Search code examples
pythonc++memory-leakspython-c-api

Python C API: Assigning PyObjects to a dictionary causes memory leak


I am writing a C++ wrapper for Python using the Python C API. In my case I have to make bigger amounts of byte oriented data accessible for the Python script. For this purpose I use the PyByteArray_FromStringAndSize method to produce a Python bytearray (https://docs.python.org/2.7/c-api/bytearray.html).

When returning this bytearray directly I have not experienced any problems. When however adding the bytearray into a Python dict, the memory from the bytearray will not be released once the dict is destroyed.

This can be solved by calling Py_DECREF on the bytearray object after adding the bytearray object to the Python dict.

Below is a complete working example of my code containing a method dummyArrPlain returning the plain bytearray and a method dummyArrInDict returning a bytearray in a dict. The second method will produce a memory leak unless Py_DECREF(pyData); is called.

My question is: Why is Py_DECREF necessary at this point. Intuitively I would have expected that Py_DECREF should be called once the dict is destroyed.

Also I assign values like in the following to a dict:

PyDict_SetItem(dict, PyString_FromString("i"), PyInt_FromLong(i));

Will this also produce a memory leak when not calling Py_DECREF on the created string and long?

This is my dummy C++ wrapper:

#include <python2.7/Python.h>

static char module_docstring[] = "This is a module causing a memory leak";

static PyObject *dummyArrPlain(PyObject *self, PyObject *args);
static PyObject *dummyArrInDict(PyObject *self, PyObject *args);

static PyMethodDef module_methods[] = {
    {"dummy_arr_plain", dummyArrPlain, METH_VARARGS, "returns a plain dummy bytearray"},
    {"dummy_arr_in_dict", dummyArrInDict, METH_VARARGS, "returns a dummy bytearray in a dict"},
    {NULL, NULL, 0, NULL}
};

PyMODINIT_FUNC initlibdummy(void)
{
    PyObject *m = Py_InitModule("libdummy", module_methods);
    if (m == NULL)
        return;
}


static PyObject *dummyArrPlain(PyObject *self, PyObject *args)
{
    int len = 10000000;
    char* data = new char[len];
    for(int i=0; i<len; i++) {
        data[i] = 0;
    }

    PyObject * pyData = PyByteArray_FromStringAndSize(data, len);
    delete [] data;

    return pyData;
}


static PyObject *dummyArrInDict(PyObject *self, PyObject *args)
{
    int len = 10000000;
    char* data = new char[len];
    for(int i=0; i<len; i++) {
        data[i] = 0;
    }
    PyObject * pyData = PyByteArray_FromStringAndSize(data, len);
    delete [] data;

    PyObject *dict = PyDict_New();
    PyDict_SetItem(dict, PyString_FromString("data"), pyData);

    // memory leak without Py_DECREF(pyData);

    return dict;
}

And a dummy python script using the wrapper:

import libdummy
import time

while True:
    a = libdummy.dummy_arr_in_dict()
    time.sleep(0.01)

Solution

  • It's a matter of [Python 2.0.Docs]: Ownership rules. I'm going to exemplify on Python 2.7.10 (pretty old, but I don't think that the behavior has (significantly) changed along the way).
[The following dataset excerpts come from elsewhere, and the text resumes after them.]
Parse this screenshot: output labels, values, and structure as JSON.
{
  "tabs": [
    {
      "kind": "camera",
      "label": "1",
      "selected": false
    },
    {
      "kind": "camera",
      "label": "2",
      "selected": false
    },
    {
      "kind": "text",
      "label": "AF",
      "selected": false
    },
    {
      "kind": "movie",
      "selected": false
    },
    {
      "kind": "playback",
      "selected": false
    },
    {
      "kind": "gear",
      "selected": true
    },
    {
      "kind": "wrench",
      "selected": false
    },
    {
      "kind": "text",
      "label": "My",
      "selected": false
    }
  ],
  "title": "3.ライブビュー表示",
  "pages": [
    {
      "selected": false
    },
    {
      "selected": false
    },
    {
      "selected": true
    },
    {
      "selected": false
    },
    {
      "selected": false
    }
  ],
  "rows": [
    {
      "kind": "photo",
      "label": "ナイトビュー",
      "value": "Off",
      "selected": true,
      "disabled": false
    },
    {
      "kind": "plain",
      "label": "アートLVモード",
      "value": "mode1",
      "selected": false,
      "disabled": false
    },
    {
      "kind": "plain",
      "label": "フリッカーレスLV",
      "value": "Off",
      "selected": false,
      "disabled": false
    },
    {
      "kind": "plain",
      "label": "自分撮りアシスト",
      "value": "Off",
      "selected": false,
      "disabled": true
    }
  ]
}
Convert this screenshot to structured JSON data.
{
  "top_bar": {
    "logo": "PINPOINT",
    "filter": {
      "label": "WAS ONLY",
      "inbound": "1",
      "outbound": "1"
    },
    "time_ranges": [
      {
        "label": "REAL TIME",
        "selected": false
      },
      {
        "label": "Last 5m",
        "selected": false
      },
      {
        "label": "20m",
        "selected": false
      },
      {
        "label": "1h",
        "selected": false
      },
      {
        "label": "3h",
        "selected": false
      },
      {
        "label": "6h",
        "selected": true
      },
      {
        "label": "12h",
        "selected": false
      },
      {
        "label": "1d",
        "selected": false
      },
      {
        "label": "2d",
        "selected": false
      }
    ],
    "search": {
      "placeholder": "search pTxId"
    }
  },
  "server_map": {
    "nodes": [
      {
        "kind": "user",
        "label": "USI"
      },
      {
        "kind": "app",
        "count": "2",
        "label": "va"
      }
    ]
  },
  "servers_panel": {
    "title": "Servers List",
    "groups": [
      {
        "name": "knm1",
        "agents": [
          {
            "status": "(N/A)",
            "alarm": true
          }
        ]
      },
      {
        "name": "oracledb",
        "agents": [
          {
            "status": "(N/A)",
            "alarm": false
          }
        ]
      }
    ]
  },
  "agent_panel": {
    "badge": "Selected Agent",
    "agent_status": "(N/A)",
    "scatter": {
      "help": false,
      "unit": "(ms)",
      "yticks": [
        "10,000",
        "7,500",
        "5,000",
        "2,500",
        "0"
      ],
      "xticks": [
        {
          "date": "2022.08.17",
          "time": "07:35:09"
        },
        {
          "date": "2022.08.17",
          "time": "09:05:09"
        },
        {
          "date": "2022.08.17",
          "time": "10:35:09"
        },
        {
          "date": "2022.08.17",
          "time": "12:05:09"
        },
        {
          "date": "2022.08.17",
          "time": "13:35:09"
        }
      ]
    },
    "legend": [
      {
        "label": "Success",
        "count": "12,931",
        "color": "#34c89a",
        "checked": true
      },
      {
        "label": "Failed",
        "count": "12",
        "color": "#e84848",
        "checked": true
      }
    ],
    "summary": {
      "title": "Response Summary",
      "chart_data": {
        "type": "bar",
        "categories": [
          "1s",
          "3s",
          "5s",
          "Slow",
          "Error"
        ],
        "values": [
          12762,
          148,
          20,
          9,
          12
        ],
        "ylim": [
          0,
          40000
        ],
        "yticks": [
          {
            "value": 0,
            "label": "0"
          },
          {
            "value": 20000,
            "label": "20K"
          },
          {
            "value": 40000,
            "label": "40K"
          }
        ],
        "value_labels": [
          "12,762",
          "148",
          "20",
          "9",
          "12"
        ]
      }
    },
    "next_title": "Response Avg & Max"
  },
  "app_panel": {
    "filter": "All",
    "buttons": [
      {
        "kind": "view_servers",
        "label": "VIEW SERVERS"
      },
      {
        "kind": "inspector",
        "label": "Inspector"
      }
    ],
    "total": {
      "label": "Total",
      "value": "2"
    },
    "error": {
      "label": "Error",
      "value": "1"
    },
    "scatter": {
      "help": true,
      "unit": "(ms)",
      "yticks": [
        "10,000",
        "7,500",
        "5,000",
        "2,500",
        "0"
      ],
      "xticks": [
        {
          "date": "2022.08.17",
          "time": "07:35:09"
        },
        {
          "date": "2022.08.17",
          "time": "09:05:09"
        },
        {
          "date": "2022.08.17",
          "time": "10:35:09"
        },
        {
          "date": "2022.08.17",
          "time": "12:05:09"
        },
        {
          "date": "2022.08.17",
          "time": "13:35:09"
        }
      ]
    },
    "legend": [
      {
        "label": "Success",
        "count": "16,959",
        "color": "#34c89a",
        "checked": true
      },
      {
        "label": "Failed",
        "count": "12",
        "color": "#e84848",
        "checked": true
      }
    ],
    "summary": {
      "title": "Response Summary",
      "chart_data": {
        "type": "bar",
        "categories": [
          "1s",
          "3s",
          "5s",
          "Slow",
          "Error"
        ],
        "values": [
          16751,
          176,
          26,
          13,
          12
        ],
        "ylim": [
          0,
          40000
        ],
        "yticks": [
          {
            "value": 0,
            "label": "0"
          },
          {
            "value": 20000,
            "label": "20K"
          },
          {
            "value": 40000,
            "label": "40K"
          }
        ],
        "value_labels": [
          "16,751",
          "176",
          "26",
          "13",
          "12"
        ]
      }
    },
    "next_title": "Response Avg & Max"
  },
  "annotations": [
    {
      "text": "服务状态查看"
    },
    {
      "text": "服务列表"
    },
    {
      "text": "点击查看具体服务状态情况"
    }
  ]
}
    PyByteArray_FromStringAndSize (bytearrayobject.c: 168) creates a new object (using PyObject_New, and allocates memory for the buffer as well).

    By default, the refcount of that object (or better: of any newly created object) is 1 (set by _Py_NewReference), so that when the user calls del upon it, or at program exit, the refcount will be decreased, and when reaching 0, the object will be deallocated.

    • This is the behavior on the flow where the object is returned

    • But, in dummyArrInDict's case, PyDict_SetItem does (indirectly) a Py_INCREF of pyData (it does other stuff, but only this is relevant in the current situation), ending up with a refcount of 2 and therefore the memory leak

    It's basically same thing that you're doing with data: you allocate memory for it, and when you no longer need it, you free it (this is because you're not returning it, you only use it temporarily).

    Note: It's safer to use the X macros (e.g. [Python 2.Docs]: Py_XDECREF, especially since you're not testing for NULL the returned PyObjects).

    For more details, also take a look at [Python 2.Docs]: C API Reference.